Nach Fertigstellung der Beta-Bauplanung und Zusage der Stadt kam plötzlich der Türkisch-Islamische Kulturverein Hörde und wollte das Grundstück für eine große Moschee plus Gemeindezentrum plus Wohnbebauung haben. Da ich überallhin Kontakte habe und Informationen bekomme, kenn ich die Hintergründe des Verlaufs genau. Festzuhalten ist, der Türkisch-Islamische Verein bekam den Zuschlag, die Beta-Bauplanung wurde verworfen. Für die einfach weggeworfene Beta-Planung mußte aber laut Gesetz und Architektenrecht Schadenersatz geleistet worden sein. Also Steuerverschwendung, die nicht öffentlich bekannt gemacht wurde! Dazu werfe ich Ihnen, Herr Sierau, und auch Ihnen, Herr Krüger, grobes Fehlverhalten vor! Hätten Sie damals nur ein bisschen Zivilcourage bewiesen, dann hätten Sie den Türken klarmachen müssen, der Grimmelsiepen geht an die Beta. Der Türkisch-Islamische Kulturverein Hörde muß den normalen Antragsweg gehen, wie übrigens jeder andere auch: Nämlich Antragsstellung beim Liegenschaftsamt auf ein passendes Grundstück und dann die Angebote abwarten. Dann hätten Sie den Hörder Bürgern viele Ängste erspart – und der Stadt viel Geld! Inzwischen sind es ca. 4,5 Millionen Steuerverschwendung! Auch wenn Herr Langemeier die jetzige Moschee an der Hermannstraße nicht weiter im Hinterhof des Phönix-Sees haben will, ist das kein Grund, die Vergabe der Moscheeplanung auf den Grimmelsiepen zu verlagern.
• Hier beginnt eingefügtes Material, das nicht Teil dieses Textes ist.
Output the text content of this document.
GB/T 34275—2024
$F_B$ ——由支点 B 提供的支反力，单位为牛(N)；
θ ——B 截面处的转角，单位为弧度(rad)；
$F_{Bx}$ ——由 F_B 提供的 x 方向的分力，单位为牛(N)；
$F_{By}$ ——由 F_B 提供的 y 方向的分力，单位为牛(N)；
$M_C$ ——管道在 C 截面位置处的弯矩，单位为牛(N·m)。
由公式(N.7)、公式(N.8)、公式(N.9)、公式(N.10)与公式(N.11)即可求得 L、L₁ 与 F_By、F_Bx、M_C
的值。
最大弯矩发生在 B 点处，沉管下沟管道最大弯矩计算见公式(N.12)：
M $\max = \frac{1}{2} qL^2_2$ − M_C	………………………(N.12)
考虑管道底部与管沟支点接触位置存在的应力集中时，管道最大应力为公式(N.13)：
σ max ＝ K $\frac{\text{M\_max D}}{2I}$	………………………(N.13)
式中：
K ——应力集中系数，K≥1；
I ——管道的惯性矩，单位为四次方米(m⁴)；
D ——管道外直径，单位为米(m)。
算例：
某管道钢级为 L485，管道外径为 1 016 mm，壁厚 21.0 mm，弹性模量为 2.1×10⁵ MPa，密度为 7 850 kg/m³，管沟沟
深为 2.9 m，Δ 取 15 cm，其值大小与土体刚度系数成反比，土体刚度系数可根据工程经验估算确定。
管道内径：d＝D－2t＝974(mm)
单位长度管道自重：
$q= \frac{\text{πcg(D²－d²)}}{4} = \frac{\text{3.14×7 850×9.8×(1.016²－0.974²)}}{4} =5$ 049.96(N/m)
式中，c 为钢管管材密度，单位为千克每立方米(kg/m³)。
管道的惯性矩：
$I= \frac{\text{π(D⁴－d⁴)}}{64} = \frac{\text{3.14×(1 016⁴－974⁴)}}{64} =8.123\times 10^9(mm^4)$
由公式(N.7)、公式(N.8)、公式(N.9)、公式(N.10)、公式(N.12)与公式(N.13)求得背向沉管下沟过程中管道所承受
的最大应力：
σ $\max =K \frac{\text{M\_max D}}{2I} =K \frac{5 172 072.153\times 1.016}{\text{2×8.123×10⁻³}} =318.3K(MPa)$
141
Es geht weiter mit dem Fehlverhalten von Rot-Grün: Im März 2006 war in der Zeitung zu lesen, der Türk.-Islam.Kulturverein verlangt für die 4.500 qm Fläche den sogenannten Infrastrukturpreis für Sakral-Neubauten die Zahlung von nur 45,-Euro/qm!!! Denn dieser Preis bedeutet, daß der Antragsteller für einen Sakral-Neubau nur diesen Preis zahlen muß. Die Behörde kann mit dem Hinweis auf die Finanzlage ablehnen. Dieses geschah nicht, Herr Sierau! Doch gleichzeitig wurde über die Schließungen ganzer Abteilungen im Klinikum nachgedacht !!! 2006 bezifferte der Ratsherr D. Münch den Verlust durch den preisreduzierten Kaufvertrag schon auf mindestens 315 000 Euro. Hinzuzurechen sind noch die verloren gegangenen Grundsteuern, die die Bewohner der Beta-Häuser hätten zahlen müssen. Beta hätte den damaligen Verkehrswert von 14o,- Euro/qm für das gesamte Grundstück voll bezahlt, zusätzlich das Vermarktungsrisiko getragen. Die sogen. Wohnbebauung des türkischen Architekten ist eine Parallel-Gesellschaftsplanung, also ein Ghetto! Nicht-Muslime ziehen - schon gar nicht in der jetzigen Zeit – dort hin. Das haben Sie, Herr Sierau, Herr Krüger, gegen den Willen der Bevölkerung durchgesetzt! Und Sie wollen OB werden? Noch schlimmer: 2008 erklären die Türken, sie hätten nicht genügend Geld, die Stadt Dortmund muß also die Vermarktung übernehmen! Es ist unglaublich, was alles in Dortmund mit der Mehrheitsfraktion im Rat möglich war! Das hätten Sie, Herr Sierau als Leiter des Bauplanungsamtes, verhindern müssen!
Dazu die rüde Auskunft des Liegenschaftsamtes: Das gesamte Grundstück Grimmelsiepen wird in Gänze zwecks Wohnbauplanung vom türkischen Architekten übernommen, - also ein Ghetto! Die Hörder Bürger sind voller Ängste und Vermutungen. Dortmund hat z.Z. 3,56 Milliarden Schulden und im vergangen Jahr allein 73 Millionen für Zinsen zahlen müssen!!
Diesen Wahnsinn finanzieren die Dortmunder Steuerzahler. Es reicht mit Rot-Grün!